“Oh, we had her right the first time,” Cassidy admitted, complacently.
Then, the bitterness of Garson's soul was revealed by the fierceness in his voice as he replied.
“You did not! She was railroaded for a job she never done. She went in honest, and she came out honest.”
The detective indulged himself in a cackle of sneering merriment.
“And that's why she's here now with a gang of crooks,” he retorted.
Garson met the implication fairly.
“Where else should she be?” he demanded, violently. “You ain't got nothing in that record about my jumping into the river after her?” The forger's voice deepened and trembled with the intensity of his emotion, which was now grown so strong that any who listened and looked might guess something of the truth as to his feeling toward this woman of whom he spoke. “That's where I found her—a girl that never done nobody any harm, starving because you police wouldn't give her a chance to work. In the river because she wouldn't take the only other way that was left her to make a living, because she was keeping straight!... Have you got any of that in your book?”
Cassidy, who had been scowling in the face of this arraignment, suddenly gave vent to a croaking laugh of derision.
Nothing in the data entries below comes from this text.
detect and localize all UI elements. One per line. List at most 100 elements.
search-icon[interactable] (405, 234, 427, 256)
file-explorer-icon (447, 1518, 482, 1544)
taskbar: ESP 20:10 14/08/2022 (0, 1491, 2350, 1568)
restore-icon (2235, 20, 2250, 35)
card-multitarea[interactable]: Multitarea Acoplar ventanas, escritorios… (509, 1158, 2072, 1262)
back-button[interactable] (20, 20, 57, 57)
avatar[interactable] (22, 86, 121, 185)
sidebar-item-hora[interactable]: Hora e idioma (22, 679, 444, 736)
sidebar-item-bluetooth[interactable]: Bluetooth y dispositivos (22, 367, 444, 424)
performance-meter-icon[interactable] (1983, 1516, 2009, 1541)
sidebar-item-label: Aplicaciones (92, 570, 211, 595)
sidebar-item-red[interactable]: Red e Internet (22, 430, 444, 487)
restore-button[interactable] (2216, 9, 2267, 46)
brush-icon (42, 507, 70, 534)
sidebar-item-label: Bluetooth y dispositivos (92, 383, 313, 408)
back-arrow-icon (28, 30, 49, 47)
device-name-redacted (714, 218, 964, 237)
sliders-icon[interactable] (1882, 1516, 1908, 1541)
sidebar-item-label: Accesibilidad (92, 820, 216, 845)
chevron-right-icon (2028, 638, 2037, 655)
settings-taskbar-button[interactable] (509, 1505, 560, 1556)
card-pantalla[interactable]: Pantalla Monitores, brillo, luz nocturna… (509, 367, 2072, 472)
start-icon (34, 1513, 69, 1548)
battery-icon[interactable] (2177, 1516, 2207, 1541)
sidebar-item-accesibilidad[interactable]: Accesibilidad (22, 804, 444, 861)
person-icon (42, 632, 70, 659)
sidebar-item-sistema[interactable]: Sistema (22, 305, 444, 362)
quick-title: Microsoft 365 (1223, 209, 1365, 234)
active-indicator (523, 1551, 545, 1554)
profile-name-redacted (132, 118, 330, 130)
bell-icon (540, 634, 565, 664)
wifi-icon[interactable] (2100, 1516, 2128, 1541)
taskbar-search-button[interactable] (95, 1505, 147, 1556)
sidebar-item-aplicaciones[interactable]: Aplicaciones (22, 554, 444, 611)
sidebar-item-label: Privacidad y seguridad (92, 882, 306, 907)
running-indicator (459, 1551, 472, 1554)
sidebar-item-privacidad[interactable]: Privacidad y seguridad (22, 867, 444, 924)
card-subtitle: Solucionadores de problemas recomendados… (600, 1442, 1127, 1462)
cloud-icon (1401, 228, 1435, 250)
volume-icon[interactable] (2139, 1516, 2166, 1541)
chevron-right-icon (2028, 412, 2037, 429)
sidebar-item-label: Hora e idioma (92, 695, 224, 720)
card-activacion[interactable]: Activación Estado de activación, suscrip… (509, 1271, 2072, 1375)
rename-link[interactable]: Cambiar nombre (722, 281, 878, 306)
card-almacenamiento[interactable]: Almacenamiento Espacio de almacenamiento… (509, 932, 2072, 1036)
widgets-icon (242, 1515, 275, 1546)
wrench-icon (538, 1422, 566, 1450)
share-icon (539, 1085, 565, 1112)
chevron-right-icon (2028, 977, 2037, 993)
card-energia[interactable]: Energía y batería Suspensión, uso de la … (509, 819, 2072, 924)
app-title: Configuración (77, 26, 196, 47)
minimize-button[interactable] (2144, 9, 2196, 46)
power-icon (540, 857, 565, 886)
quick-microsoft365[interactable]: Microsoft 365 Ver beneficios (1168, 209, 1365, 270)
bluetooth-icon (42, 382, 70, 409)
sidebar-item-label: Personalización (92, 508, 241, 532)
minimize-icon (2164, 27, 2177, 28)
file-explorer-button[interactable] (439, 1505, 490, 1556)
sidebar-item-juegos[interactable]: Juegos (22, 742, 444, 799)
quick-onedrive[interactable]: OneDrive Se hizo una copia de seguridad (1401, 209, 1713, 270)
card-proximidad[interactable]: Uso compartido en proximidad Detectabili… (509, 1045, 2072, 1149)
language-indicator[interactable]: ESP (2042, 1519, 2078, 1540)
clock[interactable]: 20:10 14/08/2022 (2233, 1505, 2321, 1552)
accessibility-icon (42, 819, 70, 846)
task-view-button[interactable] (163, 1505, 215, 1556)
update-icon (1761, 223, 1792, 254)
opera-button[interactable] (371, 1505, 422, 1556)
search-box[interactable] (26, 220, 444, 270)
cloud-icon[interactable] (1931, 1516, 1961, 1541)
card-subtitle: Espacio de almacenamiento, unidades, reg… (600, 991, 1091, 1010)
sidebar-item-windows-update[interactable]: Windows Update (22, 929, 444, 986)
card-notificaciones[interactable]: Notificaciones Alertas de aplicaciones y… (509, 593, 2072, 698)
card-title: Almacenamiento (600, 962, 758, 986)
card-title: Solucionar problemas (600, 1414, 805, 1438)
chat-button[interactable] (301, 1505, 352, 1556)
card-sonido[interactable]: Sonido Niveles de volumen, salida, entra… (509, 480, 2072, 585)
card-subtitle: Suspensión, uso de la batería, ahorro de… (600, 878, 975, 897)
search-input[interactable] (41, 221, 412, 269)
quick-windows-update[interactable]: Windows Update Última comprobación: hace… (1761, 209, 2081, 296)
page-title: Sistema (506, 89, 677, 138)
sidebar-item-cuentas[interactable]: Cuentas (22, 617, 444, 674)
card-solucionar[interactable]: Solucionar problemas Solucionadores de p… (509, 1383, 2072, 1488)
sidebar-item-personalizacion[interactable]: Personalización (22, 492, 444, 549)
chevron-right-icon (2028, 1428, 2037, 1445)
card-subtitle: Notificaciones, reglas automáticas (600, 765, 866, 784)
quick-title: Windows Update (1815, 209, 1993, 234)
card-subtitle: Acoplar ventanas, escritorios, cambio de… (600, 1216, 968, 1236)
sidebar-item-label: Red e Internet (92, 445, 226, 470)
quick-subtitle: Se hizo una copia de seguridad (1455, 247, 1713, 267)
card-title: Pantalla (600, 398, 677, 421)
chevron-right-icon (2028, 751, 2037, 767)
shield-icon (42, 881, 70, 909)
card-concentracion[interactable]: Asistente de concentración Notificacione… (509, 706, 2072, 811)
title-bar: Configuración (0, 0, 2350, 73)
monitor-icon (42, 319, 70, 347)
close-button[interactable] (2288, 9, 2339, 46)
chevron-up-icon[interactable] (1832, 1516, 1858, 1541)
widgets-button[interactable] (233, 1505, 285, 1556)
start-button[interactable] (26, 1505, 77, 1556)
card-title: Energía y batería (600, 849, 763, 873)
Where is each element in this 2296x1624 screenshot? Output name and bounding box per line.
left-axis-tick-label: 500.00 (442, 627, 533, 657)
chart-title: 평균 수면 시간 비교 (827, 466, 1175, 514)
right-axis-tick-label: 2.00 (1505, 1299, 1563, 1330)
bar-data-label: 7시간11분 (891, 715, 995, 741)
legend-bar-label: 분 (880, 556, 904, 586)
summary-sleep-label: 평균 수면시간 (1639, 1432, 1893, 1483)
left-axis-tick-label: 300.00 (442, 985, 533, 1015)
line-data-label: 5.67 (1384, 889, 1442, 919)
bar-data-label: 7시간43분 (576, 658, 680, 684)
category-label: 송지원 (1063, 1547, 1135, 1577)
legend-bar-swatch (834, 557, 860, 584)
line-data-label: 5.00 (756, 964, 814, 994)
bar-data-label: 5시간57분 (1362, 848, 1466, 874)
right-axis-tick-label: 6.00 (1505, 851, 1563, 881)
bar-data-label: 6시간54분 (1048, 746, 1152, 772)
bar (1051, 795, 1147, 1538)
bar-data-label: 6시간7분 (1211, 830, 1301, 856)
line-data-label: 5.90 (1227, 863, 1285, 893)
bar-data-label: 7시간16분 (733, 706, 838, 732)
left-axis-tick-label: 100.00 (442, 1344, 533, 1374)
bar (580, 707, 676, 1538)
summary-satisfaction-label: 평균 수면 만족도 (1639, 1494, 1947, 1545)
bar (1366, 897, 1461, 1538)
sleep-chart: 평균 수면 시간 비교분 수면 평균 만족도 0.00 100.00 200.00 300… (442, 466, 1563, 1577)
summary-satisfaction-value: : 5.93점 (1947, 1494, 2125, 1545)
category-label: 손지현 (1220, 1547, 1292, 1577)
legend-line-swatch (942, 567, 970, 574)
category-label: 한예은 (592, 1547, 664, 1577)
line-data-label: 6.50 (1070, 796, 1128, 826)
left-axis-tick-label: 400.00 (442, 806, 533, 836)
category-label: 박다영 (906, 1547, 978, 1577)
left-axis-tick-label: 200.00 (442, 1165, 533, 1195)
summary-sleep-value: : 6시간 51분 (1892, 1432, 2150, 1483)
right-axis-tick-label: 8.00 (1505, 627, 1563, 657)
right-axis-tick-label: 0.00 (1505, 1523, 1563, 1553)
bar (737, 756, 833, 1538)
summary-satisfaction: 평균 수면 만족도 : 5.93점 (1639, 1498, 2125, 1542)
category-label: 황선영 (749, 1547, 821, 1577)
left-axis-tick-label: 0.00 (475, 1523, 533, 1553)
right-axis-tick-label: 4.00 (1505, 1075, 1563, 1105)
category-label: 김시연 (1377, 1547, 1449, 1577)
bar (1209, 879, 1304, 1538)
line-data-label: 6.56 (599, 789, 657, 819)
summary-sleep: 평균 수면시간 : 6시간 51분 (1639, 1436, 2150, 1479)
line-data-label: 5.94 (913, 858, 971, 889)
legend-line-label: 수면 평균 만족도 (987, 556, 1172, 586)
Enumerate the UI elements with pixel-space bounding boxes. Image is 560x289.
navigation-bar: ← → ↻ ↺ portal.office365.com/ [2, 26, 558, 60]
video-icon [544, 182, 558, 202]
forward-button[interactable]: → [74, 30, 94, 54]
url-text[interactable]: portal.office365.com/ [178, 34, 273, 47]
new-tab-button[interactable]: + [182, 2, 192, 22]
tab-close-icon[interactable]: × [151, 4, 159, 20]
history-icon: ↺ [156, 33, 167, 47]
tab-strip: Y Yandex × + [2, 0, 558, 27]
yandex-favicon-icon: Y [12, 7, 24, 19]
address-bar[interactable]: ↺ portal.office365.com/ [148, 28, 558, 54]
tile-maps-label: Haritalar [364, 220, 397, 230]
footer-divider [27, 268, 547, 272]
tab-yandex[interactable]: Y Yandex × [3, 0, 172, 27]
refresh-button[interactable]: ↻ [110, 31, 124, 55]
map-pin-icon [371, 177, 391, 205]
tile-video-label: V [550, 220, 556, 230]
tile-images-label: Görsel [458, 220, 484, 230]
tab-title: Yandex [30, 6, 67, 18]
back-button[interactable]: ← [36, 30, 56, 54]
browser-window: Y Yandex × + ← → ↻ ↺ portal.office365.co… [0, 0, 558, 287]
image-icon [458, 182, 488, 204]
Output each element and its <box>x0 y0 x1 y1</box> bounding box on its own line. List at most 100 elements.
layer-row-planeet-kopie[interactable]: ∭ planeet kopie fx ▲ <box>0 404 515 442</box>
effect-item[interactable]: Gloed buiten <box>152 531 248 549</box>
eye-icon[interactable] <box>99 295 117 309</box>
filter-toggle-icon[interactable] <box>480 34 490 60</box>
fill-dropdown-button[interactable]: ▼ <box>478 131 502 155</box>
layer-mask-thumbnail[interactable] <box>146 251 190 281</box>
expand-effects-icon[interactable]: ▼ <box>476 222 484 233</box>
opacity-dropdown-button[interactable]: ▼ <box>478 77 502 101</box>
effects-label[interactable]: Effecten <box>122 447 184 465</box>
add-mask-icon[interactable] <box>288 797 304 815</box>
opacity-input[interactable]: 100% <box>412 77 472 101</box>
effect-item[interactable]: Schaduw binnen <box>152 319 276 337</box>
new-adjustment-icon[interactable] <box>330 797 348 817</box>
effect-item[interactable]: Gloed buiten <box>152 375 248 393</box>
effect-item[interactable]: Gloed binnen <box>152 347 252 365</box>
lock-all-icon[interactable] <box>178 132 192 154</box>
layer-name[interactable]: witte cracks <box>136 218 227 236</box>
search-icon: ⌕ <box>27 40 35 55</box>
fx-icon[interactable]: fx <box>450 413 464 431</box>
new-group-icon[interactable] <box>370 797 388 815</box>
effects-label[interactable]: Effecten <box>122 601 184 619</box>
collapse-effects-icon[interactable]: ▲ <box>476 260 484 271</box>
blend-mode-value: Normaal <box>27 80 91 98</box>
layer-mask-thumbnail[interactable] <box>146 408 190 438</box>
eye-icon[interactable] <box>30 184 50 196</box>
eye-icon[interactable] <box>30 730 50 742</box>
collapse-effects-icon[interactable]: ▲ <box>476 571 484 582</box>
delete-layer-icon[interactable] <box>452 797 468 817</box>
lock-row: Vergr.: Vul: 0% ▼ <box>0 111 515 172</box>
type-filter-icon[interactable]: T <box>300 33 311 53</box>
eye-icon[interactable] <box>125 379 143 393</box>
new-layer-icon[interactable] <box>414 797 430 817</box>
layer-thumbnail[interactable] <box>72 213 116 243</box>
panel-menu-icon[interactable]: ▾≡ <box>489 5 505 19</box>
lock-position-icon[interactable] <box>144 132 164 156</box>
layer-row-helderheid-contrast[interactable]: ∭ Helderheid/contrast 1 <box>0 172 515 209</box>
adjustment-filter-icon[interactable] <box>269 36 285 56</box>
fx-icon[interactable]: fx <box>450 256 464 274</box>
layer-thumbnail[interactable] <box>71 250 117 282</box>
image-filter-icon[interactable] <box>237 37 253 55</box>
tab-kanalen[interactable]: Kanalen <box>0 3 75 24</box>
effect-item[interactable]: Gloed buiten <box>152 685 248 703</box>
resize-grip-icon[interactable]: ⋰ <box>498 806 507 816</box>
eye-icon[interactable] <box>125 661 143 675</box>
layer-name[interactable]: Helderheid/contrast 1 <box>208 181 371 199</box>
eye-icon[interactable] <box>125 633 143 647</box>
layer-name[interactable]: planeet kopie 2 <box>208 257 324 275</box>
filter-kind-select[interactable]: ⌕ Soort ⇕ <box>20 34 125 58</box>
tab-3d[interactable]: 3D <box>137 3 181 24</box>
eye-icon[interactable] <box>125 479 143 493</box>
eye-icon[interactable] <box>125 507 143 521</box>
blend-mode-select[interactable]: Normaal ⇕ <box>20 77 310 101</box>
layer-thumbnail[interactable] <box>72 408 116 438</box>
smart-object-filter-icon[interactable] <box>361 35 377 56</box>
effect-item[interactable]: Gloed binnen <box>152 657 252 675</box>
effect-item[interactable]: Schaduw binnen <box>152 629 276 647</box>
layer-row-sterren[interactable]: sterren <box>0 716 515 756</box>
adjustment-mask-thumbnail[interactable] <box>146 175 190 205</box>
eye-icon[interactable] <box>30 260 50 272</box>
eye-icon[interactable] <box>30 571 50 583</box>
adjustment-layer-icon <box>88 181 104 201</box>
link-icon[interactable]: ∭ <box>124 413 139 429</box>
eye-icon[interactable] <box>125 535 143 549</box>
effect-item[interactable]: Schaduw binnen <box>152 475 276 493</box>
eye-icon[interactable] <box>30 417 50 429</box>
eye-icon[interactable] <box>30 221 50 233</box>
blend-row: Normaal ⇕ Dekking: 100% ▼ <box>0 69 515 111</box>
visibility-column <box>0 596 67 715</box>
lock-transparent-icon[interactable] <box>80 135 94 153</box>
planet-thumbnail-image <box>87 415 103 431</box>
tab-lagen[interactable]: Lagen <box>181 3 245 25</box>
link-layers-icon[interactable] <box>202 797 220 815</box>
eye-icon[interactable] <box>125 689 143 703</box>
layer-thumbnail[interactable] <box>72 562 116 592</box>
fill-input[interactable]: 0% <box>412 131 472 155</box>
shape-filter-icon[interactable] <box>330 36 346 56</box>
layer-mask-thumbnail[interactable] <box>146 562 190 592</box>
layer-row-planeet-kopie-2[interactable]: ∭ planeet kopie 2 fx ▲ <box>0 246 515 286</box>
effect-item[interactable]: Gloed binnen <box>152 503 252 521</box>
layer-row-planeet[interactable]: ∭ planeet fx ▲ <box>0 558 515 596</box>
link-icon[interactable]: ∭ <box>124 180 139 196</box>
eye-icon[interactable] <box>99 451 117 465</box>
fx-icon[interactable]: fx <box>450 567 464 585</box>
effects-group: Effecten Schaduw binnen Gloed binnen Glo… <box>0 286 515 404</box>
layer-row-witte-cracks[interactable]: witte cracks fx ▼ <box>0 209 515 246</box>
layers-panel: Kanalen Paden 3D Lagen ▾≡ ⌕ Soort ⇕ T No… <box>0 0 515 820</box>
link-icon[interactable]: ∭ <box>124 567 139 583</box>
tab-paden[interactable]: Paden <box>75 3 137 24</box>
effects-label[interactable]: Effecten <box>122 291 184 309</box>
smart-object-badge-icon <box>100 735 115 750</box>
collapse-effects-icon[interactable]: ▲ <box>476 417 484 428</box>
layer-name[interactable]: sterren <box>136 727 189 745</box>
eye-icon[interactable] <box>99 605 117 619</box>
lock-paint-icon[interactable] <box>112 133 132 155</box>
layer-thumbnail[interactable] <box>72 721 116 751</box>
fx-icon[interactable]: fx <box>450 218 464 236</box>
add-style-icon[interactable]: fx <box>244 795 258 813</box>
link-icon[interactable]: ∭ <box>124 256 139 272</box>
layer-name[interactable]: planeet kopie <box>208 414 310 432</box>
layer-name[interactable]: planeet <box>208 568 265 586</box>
“Huh!” he said, contemptuously. “I guess you're stuck on her, eh?”
At the words, an instantaneous change swept over Garson. Hitherto, he had been tense, his face set with emotion, a man strong and sullen, with eyes as clear and heartless as those of a beast in the wild. Now, without warning, a startling transformation was wrought. His form stiffened to rigidity after one lightning-swift step forward, and his face grayed. The eyes glowed with the fires of a man's heart in a spasm of hate. He was the embodiment of rage, as he spoke huskily, his voice a whisper that was yet louder than any shout.